According to Coconut Bangkok, Thai Airways has become the most advanced airline in the process of selling its surplus airline food. The airline plans to start selling food from April 15, after Sangkran’s Thai holiday. Air food is available at supermarkets and shops across the country for anyone who remembers traveling.
Offers on offer include Halal Chicken Biryani and Naam Frik Long Rua (a shrimp chili paste with sweet bacon and crispy-fluffy fish), said Warangana Lurodevang, head of Thai Airways Catering. The decision to sell food comes as only a fraction of airline passengers see the need to deal with thousands of surplus food.
To boost its efforts, Thai will sell hard food found exclusively in 7-Eleven stores across the country. In addition to airline food, the airline plans to sell tea seed oil salad dressing in major supermarkets and export it in the future!
New sources of revenue
Although Thai Airways did not sell its extra air food in the first place, the carrier has been trying to find new revenue streams in the midst of the epidemic. In September, the airline set up its first restaurant at Thai Airways headquarters in Bangkok. The restaurant is very tasty, complete with old air seats and sells a few popular dishes.
However, the airline has gone far beyond selling food. Over the past year, it has sold everything from cutlery to premium alcohol to office space at its headquarters. Aviation enthusiasts can try the Thailand A380 Simulator for just 40 540, which is a rare opportunity. All of these sales are aimed at boosting revenue and making the cash-strapped airline fly through the crisis.
Thailand was one of several countries that completely closed its borders to tourists at the onset of the epidemic. While the move saved it from a major explosion case (for most of the year), it also severely affected the country’s tourism-based economy. Thai Airways, the worst-hit country, lost $ 926 million in the first half of 2020 alone.
Since the carrier has failed in its financial obligations, it has no choice but to return to the government for assistance.
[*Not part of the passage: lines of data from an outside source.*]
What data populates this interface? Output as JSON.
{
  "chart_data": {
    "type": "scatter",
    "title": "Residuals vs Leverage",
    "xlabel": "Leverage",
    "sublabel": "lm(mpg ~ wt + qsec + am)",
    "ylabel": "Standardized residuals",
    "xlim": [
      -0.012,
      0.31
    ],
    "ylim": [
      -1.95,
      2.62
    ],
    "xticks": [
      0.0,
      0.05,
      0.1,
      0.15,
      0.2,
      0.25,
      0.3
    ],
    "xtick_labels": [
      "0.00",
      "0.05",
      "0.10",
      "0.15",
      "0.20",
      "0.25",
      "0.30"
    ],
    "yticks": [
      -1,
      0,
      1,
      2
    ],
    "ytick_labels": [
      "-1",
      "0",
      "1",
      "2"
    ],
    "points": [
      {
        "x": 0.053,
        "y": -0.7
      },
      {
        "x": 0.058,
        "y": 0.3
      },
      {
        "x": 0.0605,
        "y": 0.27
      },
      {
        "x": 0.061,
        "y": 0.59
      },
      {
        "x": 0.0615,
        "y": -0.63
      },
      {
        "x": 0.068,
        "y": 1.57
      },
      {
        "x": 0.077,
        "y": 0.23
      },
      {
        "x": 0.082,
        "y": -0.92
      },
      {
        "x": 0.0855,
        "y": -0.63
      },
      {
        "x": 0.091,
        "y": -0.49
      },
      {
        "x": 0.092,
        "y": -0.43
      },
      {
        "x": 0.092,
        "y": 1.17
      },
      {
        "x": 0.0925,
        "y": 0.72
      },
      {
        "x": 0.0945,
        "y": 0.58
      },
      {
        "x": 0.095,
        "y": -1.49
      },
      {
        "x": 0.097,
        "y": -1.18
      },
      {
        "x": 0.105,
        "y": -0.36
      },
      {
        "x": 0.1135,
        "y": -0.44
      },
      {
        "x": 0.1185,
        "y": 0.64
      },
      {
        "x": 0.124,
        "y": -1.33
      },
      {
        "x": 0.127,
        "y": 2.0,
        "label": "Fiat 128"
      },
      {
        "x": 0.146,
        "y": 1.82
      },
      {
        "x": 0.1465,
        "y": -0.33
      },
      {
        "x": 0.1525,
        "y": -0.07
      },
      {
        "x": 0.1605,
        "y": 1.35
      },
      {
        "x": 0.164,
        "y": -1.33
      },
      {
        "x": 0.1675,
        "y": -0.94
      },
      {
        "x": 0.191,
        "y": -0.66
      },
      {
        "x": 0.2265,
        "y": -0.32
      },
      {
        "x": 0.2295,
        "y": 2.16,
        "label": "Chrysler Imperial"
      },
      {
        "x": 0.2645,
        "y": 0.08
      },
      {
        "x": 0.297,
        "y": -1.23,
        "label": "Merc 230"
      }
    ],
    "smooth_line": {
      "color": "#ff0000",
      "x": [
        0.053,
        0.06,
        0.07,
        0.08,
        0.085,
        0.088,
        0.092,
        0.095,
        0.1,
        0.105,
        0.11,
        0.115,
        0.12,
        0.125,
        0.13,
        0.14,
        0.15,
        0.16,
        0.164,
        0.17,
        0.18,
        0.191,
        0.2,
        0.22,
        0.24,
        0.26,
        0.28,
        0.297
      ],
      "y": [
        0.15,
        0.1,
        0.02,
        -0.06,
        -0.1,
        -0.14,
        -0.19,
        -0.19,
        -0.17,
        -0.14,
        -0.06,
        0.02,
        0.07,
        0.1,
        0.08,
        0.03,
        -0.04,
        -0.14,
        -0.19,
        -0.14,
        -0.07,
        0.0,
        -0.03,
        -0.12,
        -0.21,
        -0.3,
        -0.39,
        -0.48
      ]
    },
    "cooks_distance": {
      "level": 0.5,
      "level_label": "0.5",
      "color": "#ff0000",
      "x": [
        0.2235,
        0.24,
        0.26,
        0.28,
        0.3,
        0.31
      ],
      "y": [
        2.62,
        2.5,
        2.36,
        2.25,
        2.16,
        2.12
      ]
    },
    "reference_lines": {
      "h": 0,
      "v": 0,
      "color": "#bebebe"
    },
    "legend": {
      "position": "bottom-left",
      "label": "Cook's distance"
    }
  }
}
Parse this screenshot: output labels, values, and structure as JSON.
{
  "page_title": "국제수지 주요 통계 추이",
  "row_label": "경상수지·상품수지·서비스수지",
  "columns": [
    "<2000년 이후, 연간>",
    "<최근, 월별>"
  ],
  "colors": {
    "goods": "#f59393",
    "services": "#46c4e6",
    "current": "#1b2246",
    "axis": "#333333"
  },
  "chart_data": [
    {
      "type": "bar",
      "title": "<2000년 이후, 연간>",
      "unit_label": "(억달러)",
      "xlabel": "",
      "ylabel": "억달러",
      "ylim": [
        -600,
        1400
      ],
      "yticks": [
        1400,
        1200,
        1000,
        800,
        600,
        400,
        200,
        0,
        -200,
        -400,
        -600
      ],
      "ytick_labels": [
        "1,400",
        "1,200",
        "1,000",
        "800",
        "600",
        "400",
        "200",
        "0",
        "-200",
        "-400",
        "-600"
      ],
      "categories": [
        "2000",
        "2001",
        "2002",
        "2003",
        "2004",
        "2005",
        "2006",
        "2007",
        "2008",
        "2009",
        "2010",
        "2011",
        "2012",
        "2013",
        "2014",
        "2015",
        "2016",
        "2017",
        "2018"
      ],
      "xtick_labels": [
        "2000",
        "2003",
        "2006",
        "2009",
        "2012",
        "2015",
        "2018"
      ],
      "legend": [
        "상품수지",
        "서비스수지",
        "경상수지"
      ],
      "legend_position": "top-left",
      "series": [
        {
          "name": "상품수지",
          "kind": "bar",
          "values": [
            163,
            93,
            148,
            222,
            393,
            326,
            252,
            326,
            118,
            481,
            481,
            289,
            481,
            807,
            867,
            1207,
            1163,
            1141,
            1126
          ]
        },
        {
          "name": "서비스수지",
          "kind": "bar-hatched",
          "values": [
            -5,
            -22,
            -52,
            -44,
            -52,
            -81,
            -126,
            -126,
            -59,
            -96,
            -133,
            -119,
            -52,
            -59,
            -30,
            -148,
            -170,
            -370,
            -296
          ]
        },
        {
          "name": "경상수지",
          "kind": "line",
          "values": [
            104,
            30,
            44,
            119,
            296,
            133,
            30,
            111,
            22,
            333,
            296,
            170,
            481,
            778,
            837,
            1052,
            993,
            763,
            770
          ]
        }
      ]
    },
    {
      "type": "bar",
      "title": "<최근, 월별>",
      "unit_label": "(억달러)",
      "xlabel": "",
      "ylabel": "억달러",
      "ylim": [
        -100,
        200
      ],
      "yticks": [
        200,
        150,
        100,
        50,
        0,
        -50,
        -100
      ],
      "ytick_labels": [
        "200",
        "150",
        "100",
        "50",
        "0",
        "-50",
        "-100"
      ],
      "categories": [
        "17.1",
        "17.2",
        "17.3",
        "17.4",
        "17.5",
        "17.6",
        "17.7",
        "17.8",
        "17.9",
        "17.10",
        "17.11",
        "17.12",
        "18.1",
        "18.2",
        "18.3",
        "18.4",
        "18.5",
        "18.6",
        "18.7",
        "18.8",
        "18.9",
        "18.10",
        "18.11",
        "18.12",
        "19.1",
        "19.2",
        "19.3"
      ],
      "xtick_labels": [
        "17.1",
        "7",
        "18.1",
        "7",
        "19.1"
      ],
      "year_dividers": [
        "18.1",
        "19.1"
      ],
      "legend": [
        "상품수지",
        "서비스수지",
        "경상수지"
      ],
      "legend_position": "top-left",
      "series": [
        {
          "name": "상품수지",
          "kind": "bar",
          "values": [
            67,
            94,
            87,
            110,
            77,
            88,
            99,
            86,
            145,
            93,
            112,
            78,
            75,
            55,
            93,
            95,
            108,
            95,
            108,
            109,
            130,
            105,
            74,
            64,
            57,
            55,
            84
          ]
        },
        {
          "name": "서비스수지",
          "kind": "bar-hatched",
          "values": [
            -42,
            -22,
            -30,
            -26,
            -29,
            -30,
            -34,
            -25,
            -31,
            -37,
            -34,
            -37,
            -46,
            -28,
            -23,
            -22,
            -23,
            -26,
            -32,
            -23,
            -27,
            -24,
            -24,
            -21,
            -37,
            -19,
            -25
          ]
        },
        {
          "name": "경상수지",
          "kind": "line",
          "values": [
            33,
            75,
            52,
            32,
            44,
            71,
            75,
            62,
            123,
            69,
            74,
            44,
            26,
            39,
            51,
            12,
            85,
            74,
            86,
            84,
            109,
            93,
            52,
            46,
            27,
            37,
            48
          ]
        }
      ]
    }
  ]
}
After several months of negotiations, the carrier has submitted its rehabilitation plan to the government. The plan is for Thai to halve its workforce over the next four years and sell dozens of aircraft.
However, there may be light at the end of the tunnel. As vaccines are being produced worldwide, Thailand plans to partially open its borders to vaccinated tourists later this year. The pilot project will see the opening of Phuket to vaccinated tourists in July, which will increase the number of Thai tourists.